Lot 1 | Margaretta Angelica Peale, Still Life with Strawberries in a Plate with Cherries on Tabletop | $25,000-40,000
While 19th-century artists like Margaretta Angelica Peale were deeply influenced by the legacy of both vanitas paintings and the Flemish Old Masters, their work struck a decidedly different tone. Peale’s Still Life with Strawberries in a Plate with Cherries on Tabletop (Lot 1; estimate: $25,000-40,000) is richly hued as well as bright, even cheerful, showcasing two early-summer fruits at the height of their ripeness. Painted in 1865, the same year the American Civil War finally came to an end, Peale’s still life celebrates simple pleasures and hints at brighter days ahead.
Lot 13 | Severin Roesen, Still Life with Fruit and Overturned Basket on a Marble Ledge | $10,000-15,000
Severin Roesen, a contemporary of Peale, is renowned for his still life works featuring fruit and flowers, with compositions so abundant as to border on excess. Roesen also worked in the tradition set forth by Netherlandish golden age painters; his Still Life with Fruit and Overturned Basket on a Marble Ledge (Lot 13; estimate: $10,000-15,000) is one of the artist’s more earthly compositions, featuring a bright orange citrus fruit pulled into pieces, framed by peaches, berries, and grapes.
Lot 17 | William Michael Harnett, Still Life with New York Tribune, Beer Stein, and Tobacco | $40,000-60,000
Eschewing flowers, fruits, and extravagant objects for plain, everyday items, William Michael Harnett produced a series of celebrated still life works in the 1880s in which a folded-up newspaper often appeared in the background. One such work, Still Life with New York Tribune, Beer Stein, and Tobacco (Lot 17; estimate: $40,000-60,000), shows the nearly microscopic detail Harnett was able to produce through his masterful brushwork, and, through objects like the Tribune, brings the external world onto the still-life canvas. For Harnett, the still life was initially a practical choice as well as an artistic one: unable to afford live models, he turned to the objects close at hand instead.

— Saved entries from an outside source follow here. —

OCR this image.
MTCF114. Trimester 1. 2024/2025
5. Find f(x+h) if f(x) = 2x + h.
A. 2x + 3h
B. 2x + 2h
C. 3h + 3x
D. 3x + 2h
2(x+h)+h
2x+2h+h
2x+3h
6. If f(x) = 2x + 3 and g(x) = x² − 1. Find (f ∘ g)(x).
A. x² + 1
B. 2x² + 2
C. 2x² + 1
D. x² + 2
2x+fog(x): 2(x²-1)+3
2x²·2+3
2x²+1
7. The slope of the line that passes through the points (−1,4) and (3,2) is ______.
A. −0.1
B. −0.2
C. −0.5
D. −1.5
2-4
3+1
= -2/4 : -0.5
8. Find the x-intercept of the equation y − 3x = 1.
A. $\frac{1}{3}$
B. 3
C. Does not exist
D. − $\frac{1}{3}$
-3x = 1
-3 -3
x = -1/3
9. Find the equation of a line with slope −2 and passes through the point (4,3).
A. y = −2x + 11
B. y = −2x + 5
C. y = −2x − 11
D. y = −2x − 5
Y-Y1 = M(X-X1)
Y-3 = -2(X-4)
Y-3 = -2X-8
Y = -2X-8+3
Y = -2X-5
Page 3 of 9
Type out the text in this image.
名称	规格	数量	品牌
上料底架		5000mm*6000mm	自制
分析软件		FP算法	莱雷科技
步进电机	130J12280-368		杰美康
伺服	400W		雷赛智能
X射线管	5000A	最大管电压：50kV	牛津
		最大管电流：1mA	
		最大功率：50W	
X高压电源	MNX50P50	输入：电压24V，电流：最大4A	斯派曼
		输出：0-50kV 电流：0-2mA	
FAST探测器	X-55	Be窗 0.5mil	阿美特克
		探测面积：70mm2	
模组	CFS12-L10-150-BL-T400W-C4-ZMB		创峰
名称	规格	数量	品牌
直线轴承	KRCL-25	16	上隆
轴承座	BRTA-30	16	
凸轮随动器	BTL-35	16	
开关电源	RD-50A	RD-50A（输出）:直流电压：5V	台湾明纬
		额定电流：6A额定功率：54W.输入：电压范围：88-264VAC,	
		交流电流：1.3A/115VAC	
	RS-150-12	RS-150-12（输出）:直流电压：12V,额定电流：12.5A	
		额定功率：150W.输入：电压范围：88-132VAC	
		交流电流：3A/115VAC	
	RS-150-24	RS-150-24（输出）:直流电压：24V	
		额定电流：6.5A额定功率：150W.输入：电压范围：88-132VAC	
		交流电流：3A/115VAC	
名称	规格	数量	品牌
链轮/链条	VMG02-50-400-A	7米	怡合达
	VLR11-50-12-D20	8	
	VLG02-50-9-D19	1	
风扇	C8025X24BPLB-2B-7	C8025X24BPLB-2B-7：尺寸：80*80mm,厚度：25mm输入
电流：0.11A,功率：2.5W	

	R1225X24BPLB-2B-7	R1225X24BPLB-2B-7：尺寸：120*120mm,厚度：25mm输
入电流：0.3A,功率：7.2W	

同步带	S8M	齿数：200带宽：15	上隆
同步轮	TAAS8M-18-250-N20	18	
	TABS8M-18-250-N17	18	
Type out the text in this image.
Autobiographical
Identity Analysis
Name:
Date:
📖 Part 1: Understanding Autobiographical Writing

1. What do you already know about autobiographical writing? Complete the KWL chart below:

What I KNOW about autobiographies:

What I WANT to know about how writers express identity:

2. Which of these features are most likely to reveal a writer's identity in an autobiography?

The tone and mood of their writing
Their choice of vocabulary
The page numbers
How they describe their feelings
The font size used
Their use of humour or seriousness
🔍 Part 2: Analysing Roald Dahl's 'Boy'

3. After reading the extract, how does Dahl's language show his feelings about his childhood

Lot 79 | Arthur Beecher Carles, Still Life with Flowers in a Vase | $4,000-6,000
In stark contrast to the meticulous, highly detailed brushwork of Peale, Roesen, and Harnett, one still life by esteemed Philadelphia colorist Arthur Beecher Carles, Still Life with Flowers in a Vase (Lot 79; estimate: $4,000-6,000), takes a more abstract, free-flowing approach to the form. One of the only still-life canvases in American Art and Pennsylvania Impressionists to be executed in the 20th century rather than the 19th, Still Life with Flowers in a Vase shows the clear influence of such contemporaries as Pablo Picasso and Henri Matisse.
Lot 75 | Walt Kuhn, Flowerpiece | $10,000-15,000
Carles is often considered a prescient figure in the history of art; his work in many ways foreshadowed movements like Abstract Expressionism. Contemporaries like Walt Kuhn, a Modernist painter best-known for his stark, emotional portraits of performers, also found room for growth within the still life; his Flowerpiece likewise brings a more gestural quality to the form (Lot 75; estimate: $10,000-15,000). Works like Carles’s and Kuhn’s form a bridge between 19th-century techniques and 20th-century experimentation.